Entre o toque humano e a tecnologia: por que é preciso redesenhar a experiência do paciente

A crescente adoção de ferramentas digitais na saúde evidencia a necessidade de repensar a experiência do paciente, equilibrando eficiência, empatia e responsabilidade clínica.

A saúde vive um momento de intensa transformação. Nunca se investiu tanto em tecnologia, dados e Inteligência Artificial e, ao mesmo tempo, nunca as pessoas estiveram tão ativas na busca por informação e na tomada de decisão sobre o próprio cuidado. Esse movimento, por si só, não é um problema. Ele revela um avanço importante em relação à autonomia de cada pessoa. O que chama atenção é o contexto em que ele ocorre.

Há uma percepção crescente sobre desafios na experiência do atendimento em saúde, especialmente relacionados à comunicação, ao acolhimento e à resolutividade. Um estudo da América do Sul, ao longo de quase duas décadas, apontou que 64% dos entrevistados relataram insatisfação em consultas médicas, especialmente pela falta de esclarecimento e pela sensação de não serem plenamente ouvidos.

Ao mesmo tempo, cresce a confiança em ferramentas digitais. Hoje, 7 em cada 10 pessoas já recorreram à IA para buscar informações sobre sintomas ou possíveis doenças. Plataformas digitais passaram a ocupar um espaço que antes era exclusivo da relação médico-paciente, muitas vezes funcionando como a primeira etapa da jornada assistencial.

Seria precipitado interpretar esse movimento como uma substituição da medicina pela tecnologia. O que ele revela, na verdade, é uma transformação na forma como o valor é percebido. Fatores como tempo de espera, dificuldade de acesso e baixa responsividade contribuem para que muitos busquem alternativas mais ágeis, ainda que nem sempre mais seguras.

A confiança nas plataformas digitais está associada à velocidade, à disponibilidade contínua, à clareza da linguagem e à experiência do usuário — atributos que o sistema de saúde, muitas vezes, ainda não consegue oferecer plenamente.

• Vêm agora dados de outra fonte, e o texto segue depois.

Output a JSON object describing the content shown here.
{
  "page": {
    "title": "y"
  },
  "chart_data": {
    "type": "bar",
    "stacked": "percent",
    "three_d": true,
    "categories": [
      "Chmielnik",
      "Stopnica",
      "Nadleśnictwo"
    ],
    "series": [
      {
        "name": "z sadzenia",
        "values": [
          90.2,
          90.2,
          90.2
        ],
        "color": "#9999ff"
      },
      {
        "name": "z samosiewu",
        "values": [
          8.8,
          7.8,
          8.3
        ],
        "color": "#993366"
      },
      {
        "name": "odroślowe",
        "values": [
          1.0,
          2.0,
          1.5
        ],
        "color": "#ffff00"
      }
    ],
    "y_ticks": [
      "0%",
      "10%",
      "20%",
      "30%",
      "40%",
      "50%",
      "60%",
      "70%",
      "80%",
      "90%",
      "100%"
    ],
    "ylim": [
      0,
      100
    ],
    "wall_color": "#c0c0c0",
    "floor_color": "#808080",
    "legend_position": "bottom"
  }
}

Esse cenário traz um ponto de atenção importante. A mesma agilidade que aproxima da informação pode afastar da qualidade. Pesquisa da Abramed sobre o uso da Inteligência Artificial na Medicina Diagnóstica Brasileira aponta que essa confiança só é positiva quando sustentada por conteúdo científico qualificado e transparente. Fora disso, é importante não confundir velocidade com precisão.

A qualidade de uma resposta depende da forma como a pergunta é construída e da confiabilidade da fonte — algo ainda mais sensível em um país onde cerca de 70% da população enfrenta algum grau de limitação em letramento digital.

A questão, portanto, não é tecnologia versus medicina. É como integrar essas duas dimensões sem perder o que sustenta o cuidado: a confiança.

Parte dessa percepção tem sido atribuída à falta de empatia, mas o cenário é mais complexo. O que está em curso é uma mudança nas expectativas: hoje, a empatia também se expressa na capacidade de oferecer acesso, agilidade, clareza e previsibilidade. As pessoas querem ser ouvidas, mas também esperam respostas no tempo e na forma que consideram adequados.

Esse movimento impulsiona a evolução dos modelos de atendimento. A excelência técnica segue como base do cuidado e ganha ainda mais valor quando integrada à experiência do paciente.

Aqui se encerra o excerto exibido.